第49期王位戦第七局:深浦王位vs羽生四冠

羽生四冠の快進撃がストップしました。3勝3敗のフルセットにもつれこんだ七番勝負は最後まで目を放せない激しい戦いの末、深浦王位が羽生四冠を降し、見事防衛を果たしたのです。これで昨年のタイトル奪取に続き、2年連続でタイトル戦で羽生を破ったのだから素晴らしいです。今の将棋界は実績だけを見るならば羽生四冠が突出していますが、トップ棋士達の実力はかなり拮抗していると私は思っています。今回の防衛劇はそのことの証ではないでしょうか。もちろん、その強豪がひしめく中で四冠を勝ち取っている羽生は凄いとしかいいようがないのですが・・・。素晴らしい棋士は羽生四冠だけではない、という認識がもっと一般にも広まればうれしいですね。今のトップ棋士はそれぞれ独自の個性をもち、かつ勝負への凄まじい執念を持って戦っています(もちろん他の棋士達もそれぞれ情熱を燃やして将棋に取り組んでいるのですが)。
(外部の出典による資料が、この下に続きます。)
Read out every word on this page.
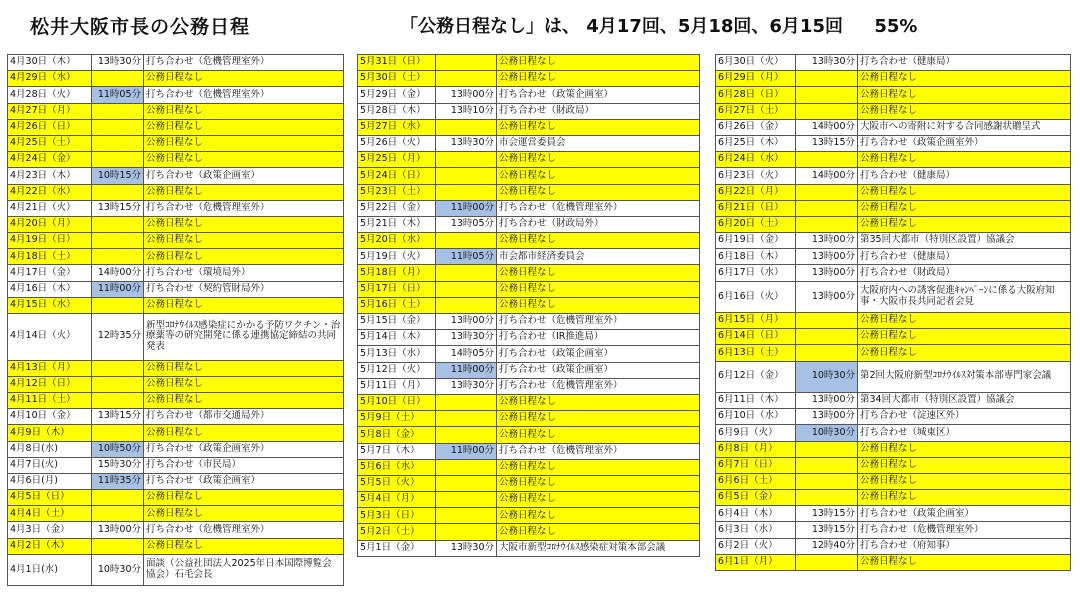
松井大阪市長の公務日程	「公務日程なし」は、 4月17回、5月18回、6月15回     55%
4月30日（木）	13時30分	打ち合わせ（危機管理室外）
4月29日（水）		公務日程なし
4月28日（火）	11時05分	打ち合わせ（危機管理室外）
4月27日（月）		公務日程なし
4月26日（日）		公務日程なし
4月25日（土）		公務日程なし
4月24日（金）		公務日程なし
4月23日（木）	10時15分	打ち合わせ（政策企画室）
4月22日（水）		公務日程なし
4月21日（火）	13時15分	打ち合わせ（危機管理室外）
4月20日（月）		公務日程なし
4月19日（日）		公務日程なし
4月18日（土）		公務日程なし
4月17日（金）	14時00分	打ち合わせ（環境局外）
4月16日（木）	11時00分	打ち合わせ（契約管財局外）
4月15日（水）		公務日程なし
4月14日（火）	12時35分	新型ｺﾛﾅｳｲﾙｽ感染症にかかる予防ワクチン・治療薬等の研究開発に係る連携協定締結の共同発表
4月13日（月）		公務日程なし
4月12日（日）		公務日程なし
4月11日（土）		公務日程なし
4月10日（金）	13時15分	打ち合わせ（都市交通局外）
4月9日（木）		公務日程なし
4月8日(水)	10時50分	打ち合わせ（政策企画室外）
4月7日(火)	15時30分	打ち合わせ（市民局）
4月6日(月)	11時35分	打ち合わせ（政策企画室）
4月5日（日）		公務日程なし
4月4日（土）		公務日程なし
4月3日（金）	13時00分	打ち合わせ（危機管理室外）
4月2日（木）		公務日程なし
4月1日(水)	10時30分	面談（公益社団法人2025年日本国際博覧会協会）石毛会長
5月31日（日）		公務日程なし
5月30日（土）		公務日程なし
5月29日（金）	13時00分	打ち合わせ（政策企画室）
5月28日（木）	13時10分	打ち合わせ（財政局）
5月27日（水）		公務日程なし
5月26日（火）	13時30分	市会運営委員会
5月25日（月）		公務日程なし
5月24日（日）		公務日程なし
5月23日（土）		公務日程なし
5月22日（金）	11時00分	打ち合わせ（危機管理室外）
5月21日（木）	13時05分	打ち合わせ（財政局外）
5月20日（水）		公務日程なし
5月19日（火）	11時05分	市会都市経済委員会
5月18日（月）		公務日程なし
5月17日（日）		公務日程なし
5月16日（土）		公務日程なし
5月15日（金）	13時00分	打ち合わせ（危機管理室外）
5月14日（木）	13時30分	打ち合わせ（IR推進局）
5月13日（水）	14時05分	打ち合わせ（政策企画室）
5月12日（火）	11時00分	打ち合わせ（政策企画室）
5月11日（月）	13時30分	打ち合わせ（危機管理室外）
5月10日（日）		公務日程なし
5月9日（土）		公務日程なし
5月8日（金）		公務日程なし
5月7日（木）	11時00分	打ち合わせ（危機管理室外）
5月6日（水）		公務日程なし
5月5日（火）		公務日程なし
5月4日（月）		公務日程なし
5月3日（日）		公務日程なし
5月2日（土）		公務日程なし
5月1日（金）	13時30分	大阪市新型ｺﾛﾅｳｲﾙｽ感染症対策本部会議
6月30日（火）	13時30分	打ち合わせ（健康局）
6月29日（月）		公務日程なし
6月28日（日）		公務日程なし
6月27日（土）		公務日程なし
6月26日（金）	14時00分	大阪市への寄附に対する合同感謝状贈呈式
6月25日（木）	13時15分	打ち合わせ（政策企画室外）
6月24日（水）		公務日程なし
6月23日（火）	14時00分	打ち合わせ（健康局）
6月22日（月）		公務日程なし
6月21日（日）		公務日程なし
6月20日（土）		公務日程なし
6月19日（金）	13時00分	第35回大都市（特別区設置）協議会
6月18日（木）	13時00分	打ち合わせ（健康局）
6月17日（水）	13時00分	打ち合わせ（財政局）
6月16日（火）	13時00分	大阪府内への誘客促進ｷｬﾝﾍﾟｰﾝに係る大阪府知事・大阪市長共同記者会見
6月15日（月）		公務日程なし
6月14日（日）		公務日程なし
6月13日（土）		公務日程なし
6月12日（金）	10時30分	第2回大阪府新型ｺﾛﾅｳｲﾙｽ対策本部専門家会議
6月11日（木）	13時00分	第34回大都市（特別区設置）協議会
6月10日（水）	13時00分	打ち合わせ（淀速区外）
6月9日（火）	10時30分	打ち合わせ（城東区）
6月8日（月）		公務日程なし
6月7日（日）		公務日程なし
6月6日（土）		公務日程なし
6月5日（金）		公務日程なし
6月4日（木）	13時15分	打ち合わせ（政策企画室）
6月3日（水）	13時15分	打ち合わせ（危機管理室外）
6月2日（火）	12時40分	打ち合わせ（府知事）
6月1日（月）		公務日程なし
例えばこの間戦われたA級順位戦の佐藤棋王vs木村八段。この日はやや体調を崩していたので、22時頃ざっと局面を見て「まだかかりそうだな」と思って寝たのですが、朝の6時に起きて結果を確かめようと画面を開いたらまだ勝負が続いていたので驚きました。深夜に互いの玉がつかまらない状態になったので持将棋となり指し直しになったのですね。この将棋は佐藤棋王の攻めをしのぎきった木村八段の勝利となったのですが、朝10時に始まった対局が翌日の6時過ぎにようやく決着がついたのですからなんとも壮絶です。このすごさ、面白さが野球やサッカーのように多くの人に伝わればいいのですが・・・。